JOHN CROSS - ALEXANDER
- this story is under review by Membership Team
John Cross was born in Wiltshire in 1757.
He was 29 years old when arrested for stealing a sheep
worth 20 shillings, He was found guilty and received a
death sentence which was commuted to seven years
transportation. He was kept on a hulk for two years
before sailing aboard Alexander. He
worked on the farm of James Furzer and is mentioned
several times in the early records — for the offence of
exchanging rations for clothes and for selling stock to
John Palmer.
John Cross met Mary Davidson (Davison), a convict who
arrived on Lady
Juliana in
1790. Their first child, Elizabeth, was baptised on 29
June 1794. They had a family of nine children during
their life together.
John worked on several farms in Sydney, Parramatta and
the Hawkesbury, where he had received a grant of 100
acres on 4 June 1804. There the family survived floods
and hostile natives, and he asked for Government help
to overcome flood damage. The peak of his achievement as
a farmer was in 1806 when he was recorded with crops, an
orchard and vegetable garden and some livestock.

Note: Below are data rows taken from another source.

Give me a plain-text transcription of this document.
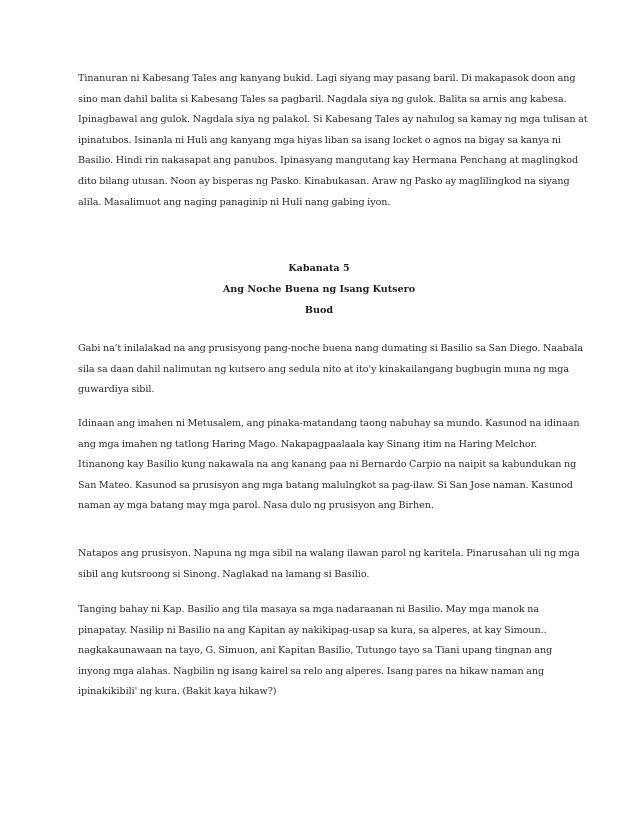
Tinanuran ni Kabesang Tales ang kanyang bukid. Lagi siyang may pasang baril. Di makapasok doon ang
sino man dahil balita si Kabesang Tales sa pagbaril. Nagdala siya ng gulok. Balita sa arnis ang kabesa.
Ipinagbawal ang gulok. Nagdala siya ng palakol. Si Kabesang Tales ay nahulog sa kamay ng mga tulisan at
ipinatubos. Isinanla ni Huli ang kanyang mga hiyas liban sa isang locket o agnos na bigay sa kanya ni
Basilio. Hindi rin nakasapat ang panubos. Ipinasyang mangutang kay Hermana Penchang at maglingkod
dito bilang utusan. Noon ay bisperas ng Pasko. Kinabukasan. Araw ng Pasko ay maglilingkod na siyang
alila. Masalimuot ang naging panaginip ni Huli nang gabing iyon.
Kabanata 5
Ang Noche Buena ng Isang Kutsero
Buod
Gabi na't inilalakad na ang prusisyong pang-noche buena nang dumating si Basilio sa San Diego. Naabala
sila sa daan dahil nalimutan ng kutsero ang sedula nito at ito'y kinakailangang bugbugin muna ng mga
guwardiya sibil.
Idinaan ang imahen ni Metusalem, ang pinaka-matandang taong nabuhay sa mundo. Kasunod na idinaan
ang mga imahen ng tatlong Haring Mago. Nakapagpaalaala kay Sinang itim na Haring Melchor.
Itinanong kay Basilio kung nakawala na ang kanang paa ni Bernardo Carpio na naipit sa kabundukan ng
San Mateo. Kasunod sa prusisyon ang mga batang malulngkot sa pag-ilaw. Si San Jose naman. Kasunod
naman ay mga batang may mga parol. Nasa dulo ng prusisyon ang Birhen.
Natapos ang prusisyon. Napuna ng mga sibil na walang ilawan parol ng karitela. Pinarusahan uli ng mga
sibil ang kutsroong si Sinong. Naglakad na lamang si Basilio.
Tanging bahay ni Kap. Basilio ang tila masaya sa mga nadaraanan ni Basilio. May mga manok na
pinapatay. Nasilip ni Basilio na ang Kapitan ay nakikipag-usap sa kura, sa alperes, at kay Simoun..
nagkakaunawaan na tayo, G. Simuon, ani Kapitan Basilio, Tutungo tayo sa Tiani upang tingnan ang
inyong mga alahas. Nagbilin ng isang kairel sa relo ang alperes. Isang pares na hikaw naman ang
ipinakikibili' ng kura. (Bakit kaya hikaw?)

But he got into difficulties after that time, and
gradually sold off his assets to pay off debts. He was a
poor man when he died and was buried at St Matthew's,
Windsor, on 27 December 1824, at the age of 68 years.
John's son, David, built the Victoria Inn, which still
stands at Cross Park at Wiseman's Ferry, and for a time
he operated the ferry. John's children married into such
well-known families as the Cobcrofts, Cavanoughs, Herps, Douglas, Stallards and Doughertys.